In the middle of all the fun emotional stuff I put myself through, I realized the blog isn’t working. Now, for the three of you who read this regularly, that’s not news. A quick look at post dates will tell you that I’m not doing this on any regular schedule. The problem has been I didn’t have a theme for this thing.
Do I write about writing? Hmm, probably not. Writers read writing blogs, but we don’t usually support the blog authors by buying their books. There are lots of reasons for that which I’m not going to get into. So while readers do enjoy learning some of how we get the words on the page (lots of banging head against walls and drinking tequila), you don’t want to read about it every day.

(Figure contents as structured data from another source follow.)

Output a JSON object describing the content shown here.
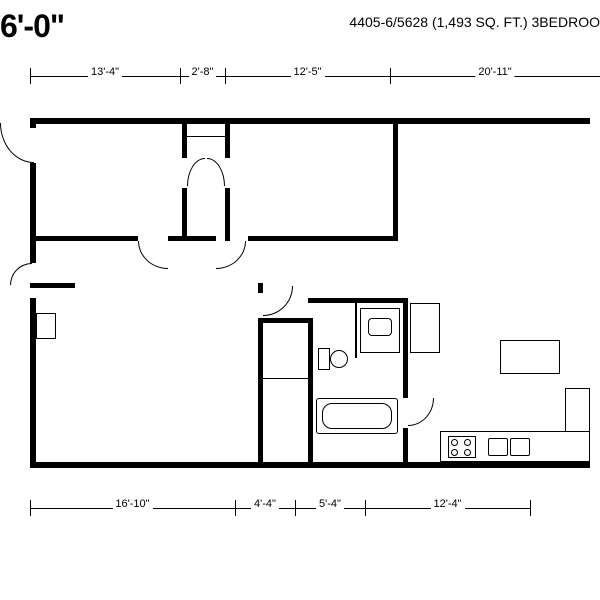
{
  "header": {
    "left_title": "6'-0\"",
    "right_title": "4405-6/5628 (1,493 SQ. FT.) 3BEDROO"
  },
  "dimensions": {
    "top": [
      {
        "label": "13'-4\"",
        "start": 30,
        "end": 180
      },
      {
        "label": "2'-8\"",
        "start": 180,
        "end": 225
      },
      {
        "label": "12'-5\"",
        "start": 225,
        "end": 390
      },
      {
        "label": "20'-11\"",
        "start": 390,
        "end": 600
      }
    ],
    "bottom": [
      {
        "label": "16'-10\"",
        "start": 30,
        "end": 235
      },
      {
        "label": "4'-4\"",
        "start": 235,
        "end": 295
      },
      {
        "label": "5'-4\"",
        "start": 295,
        "end": 365
      },
      {
        "label": "12'-4\"",
        "start": 365,
        "end": 530
      }
    ]
  },
  "plan": {
    "outer_wall_thickness": 6,
    "inner_wall_thickness": 5,
    "thin_wall_thickness": 1.5,
    "colors": {
      "wall": "#000000",
      "bg": "#ffffff",
      "line": "#000000"
    }
  }
}
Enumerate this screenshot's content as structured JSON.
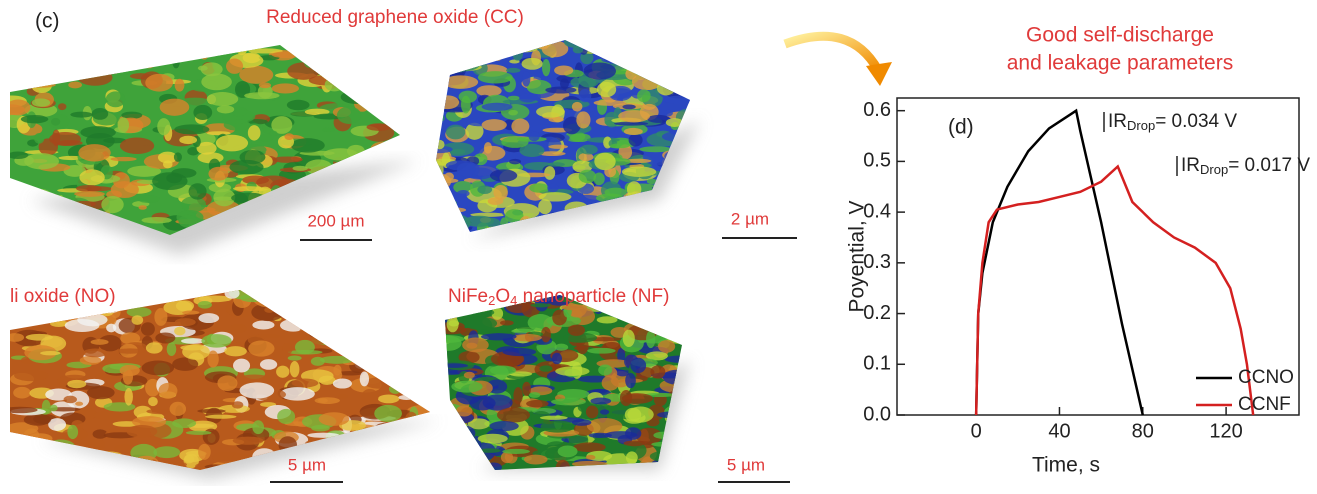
{
  "panel_c": {
    "label": "(c)",
    "images": [
      {
        "title": "Reduced graphene oxide (CC)",
        "scale": "200 µm"
      },
      {
        "scale": "2 µm"
      },
      {
        "title": "li oxide (NO)",
        "scale": "5 µm"
      },
      {
        "title_parts": [
          "NiFe",
          "2",
          "O",
          "4",
          " nanoparticle (NF)"
        ],
        "scale": "5 µm"
      }
    ]
  },
  "chart_data": {
    "type": "line",
    "panel_label": "(d)",
    "title": [
      "Good self-discharge",
      "and leakage parameters"
    ],
    "x_label": "Time, s",
    "y_label": "Poyential, V",
    "xlim": [
      -38,
      155
    ],
    "xticks": [
      0,
      40,
      80,
      120
    ],
    "ylim": [
      0,
      0.625
    ],
    "yticks": [
      {
        "value": 0,
        "label": "0.0"
      },
      0.1,
      0.2,
      0.3,
      0.4,
      0.5,
      0.6
    ],
    "series": [
      {
        "name": "CCNO",
        "color": "#000000",
        "x": [
          0,
          1,
          3,
          8,
          15,
          25,
          35,
          48,
          50,
          55,
          60,
          65,
          70,
          75,
          80
        ],
        "values": [
          0,
          0.2,
          0.28,
          0.38,
          0.45,
          0.52,
          0.565,
          0.6,
          0.56,
          0.47,
          0.38,
          0.28,
          0.18,
          0.09,
          0
        ]
      },
      {
        "name": "CCNF",
        "color": "#d42020",
        "x": [
          0,
          1,
          3,
          6,
          10,
          20,
          30,
          40,
          50,
          60,
          68,
          70,
          75,
          85,
          95,
          105,
          115,
          122,
          127,
          130,
          133
        ],
        "values": [
          0,
          0.2,
          0.3,
          0.38,
          0.405,
          0.415,
          0.42,
          0.43,
          0.44,
          0.46,
          0.49,
          0.47,
          0.42,
          0.38,
          0.35,
          0.33,
          0.3,
          0.25,
          0.17,
          0.1,
          0
        ]
      }
    ],
    "annotations": [
      {
        "text": "IR",
        "sub": "Drop",
        "suffix": "= 0.034 V"
      },
      {
        "text": "IR",
        "sub": "Drop",
        "suffix": "= 0.017 V"
      }
    ],
    "legend": "lower right"
  }
}
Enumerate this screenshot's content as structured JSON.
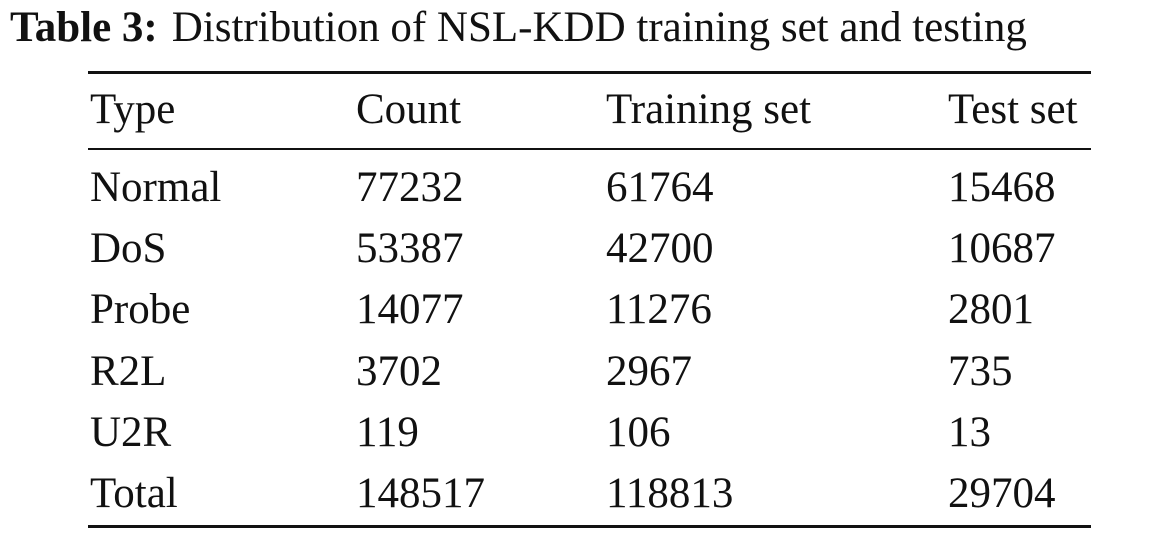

And there’s a limit to how many bits of trivia I can concoct about a fictional town and the people who live there. Do you really want to know the name of the puppy Matt and Jess get six months after The Heiress and Her Fake Fiancé ends? Not really, which is good, because until I typed that sentence, I didn’t know they had one.
I liked the daily journal idea. I know I’m supposed to be writing in one, but let’s be real. Write words that pay or write in a journal. Which one would you choose? But writing some form of a journal here, that talks about the adventures of motherhood, writing, finding myself and maybe falling in love? Well, who wouldn’t want to read that?
OK, so two men popped into my head immediately, and to them I say, you probably don’t want to read my blog. Like I said, there was a lot of personal growth at the beach and the one thing I figured out is this: I don’t know who I am.
I’ve spent most of my life trying to please my mother, my ex-husband, my kids, my community… The list goes on. Nowhere on that list was me. That changes today. With this blog.
I’d like to say that I’m going to write here every day (we’ll see what happens). Lucy March did it after she got divorced on her A Year and Change blog. I discovered it recently while cruising the new blog she’s doing with Jenny Crusie and Anne Stewart, who are also taking this year to reFab themselves.
And now, so am I. So fasten your seatbelts folks, it’s going to be a bumpy ride.